The Best Roofing Options for Cold Weather
The average homeowner doesn’t pay much attention to the roof, at least not until there’s a problem to be dealt with. So long as the building inspector approves the roofing before the paperwork is signed to buy the house, you might only get up there once a year to clean the gutters and make sure no shingles are missing (if you even go topside that often). Unless there is a leak or some kind of rodent infestation, you likely have little reason to climb a ladder and check out your roof. And yet, whether you’re looking to buy a new home or you simply want to ensure that the one you have is in ship shape, it behooves you to spare at least a little concern not only for the state of the roof, but also the type of roof on your home, especially if you live in a cold climate. Both the shape of the roof and the materials used could be impacted by freezing temperatures, tons of snow, and other inclement weather. So here are some of the best options for cold-weather roofing.

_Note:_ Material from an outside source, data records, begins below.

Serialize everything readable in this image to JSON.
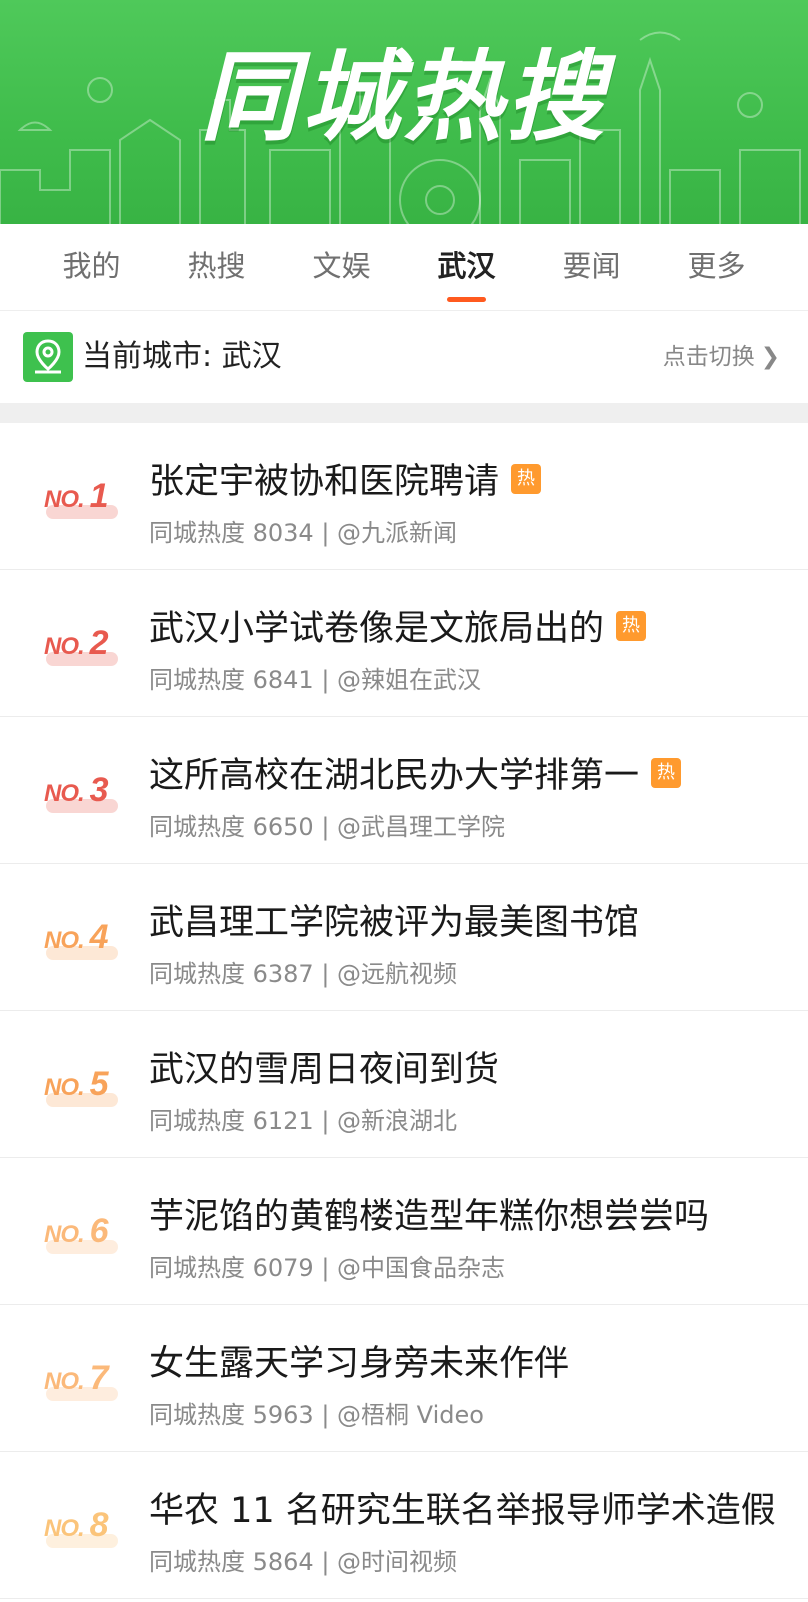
{
  "banner": {
    "title": "同城热搜"
  },
  "tabs": [
    {
      "label": "我的",
      "active": false
    },
    {
      "label": "热搜",
      "active": false
    },
    {
      "label": "文娱",
      "active": false
    },
    {
      "label": "武汉",
      "active": true
    },
    {
      "label": "要闻",
      "active": false
    },
    {
      "label": "更多",
      "active": false
    }
  ],
  "city_bar": {
    "label": "当前城市: 武汉",
    "switch_label": "点击切换"
  },
  "colors": {
    "banner_green": "#44c250",
    "accent_orange": "#ff5a1f",
    "hot_badge": "#ff9a2e",
    "rank_red": "#e85a4f",
    "rank_orange": "#f8a35a",
    "rank_light": "#fbc47a"
  },
  "list": [
    {
      "rank_prefix": "NO.",
      "rank": "1",
      "title": "张定宇被协和医院聘请",
      "hot": true,
      "hot_label": "热",
      "meta": "同城热度 8034 | @九派新闻"
    },
    {
      "rank_prefix": "NO.",
      "rank": "2",
      "title": "武汉小学试卷像是文旅局出的",
      "hot": true,
      "hot_label": "热",
      "meta": "同城热度 6841 | @辣姐在武汉"
    },
    {
      "rank_prefix": "NO.",
      "rank": "3",
      "title": "这所高校在湖北民办大学排第一",
      "hot": true,
      "hot_label": "热",
      "meta": "同城热度 6650 | @武昌理工学院"
    },
    {
      "rank_prefix": "NO.",
      "rank": "4",
      "title": "武昌理工学院被评为最美图书馆",
      "hot": false,
      "hot_label": "",
      "meta": "同城热度 6387 | @远航视频"
    },
    {
      "rank_prefix": "NO.",
      "rank": "5",
      "title": "武汉的雪周日夜间到货",
      "hot": false,
      "hot_label": "",
      "meta": "同城热度 6121 | @新浪湖北"
    },
    {
      "rank_prefix": "NO.",
      "rank": "6",
      "title": "芋泥馅的黄鹤楼造型年糕你想尝尝吗",
      "hot": false,
      "hot_label": "",
      "meta": "同城热度 6079 | @中国食品杂志"
    },
    {
      "rank_prefix": "NO.",
      "rank": "7",
      "title": "女生露天学习身旁未来作伴",
      "hot": false,
      "hot_label": "",
      "meta": "同城热度 5963 | @梧桐 Video"
    },
    {
      "rank_prefix": "NO.",
      "rank": "8",
      "title": "华农 11 名研究生联名举报导师学术造假",
      "hot": false,
      "hot_label": "",
      "meta": "同城热度 5864 | @时间视频"
    }
  ]
}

Let’s start with the shape of a roof. As you are probably aware, there are two main options here: slanted or flat. But there is some amount of variation. When it comes to colder climates, one is not necessarily preferable to the other, but associated weather conditions could definitely play a role. For example, many cold climes also suffer from rain, sleet, snow, and hail. In such cases a slanted roof is definitely going to serve you better than flat options. The reason, of course, is that slanted roofs funnel water and snow away in order to minimize the chance of buildup that could lead to leaks or even collapse. If you opt for a flat roof under such weather conditions you’ll find yourself out in the elements every day shoveling your roof right along with your driveway. This is why A-frame houses tend to be popular in areas prone to heavy snowfall. Even in desert climes, which can also get rather cold at night or during certain times of the year, a slanted roof may be better since it doesn’t tend to collect as much daytime heat as a flat roof.
As for materials, there are several options to consider. And since you certainly want your roof to hold up under extreme weather conditions, durable materials are a must. Slate is a great way to go if you can afford it, and there are several reasons why. For one thing, it offers the best longevity. There are companies that provide a 100-year warranty with slate roofing – you’ll be lucky to get a 20-year warranty to go with asphalt shingles. So it costs more up front, but it could save you in the long run on repair and replacement. In addition, slate rarely needs maintenance (unlike other materials) and it can stand up to severe storm conditions. Plus, it’s considered eco-friendly, especially if you can find it reclaimed.
However, if you’re looking for a less expensive option, most Minneapolis, Detroit, or Cincinnati Roofing Contractors will probably recommend concrete shingles, which stand up to cold weather and even blizzard conditions without sustaining the damage of other products. The only problem is their weight, which few structures can support unless they are specifically designed to do so. Still, you have options for both the shape of your roof and materials. You just need to choose the ones that will offer your home the best protection from winter weather while conforming to your budget.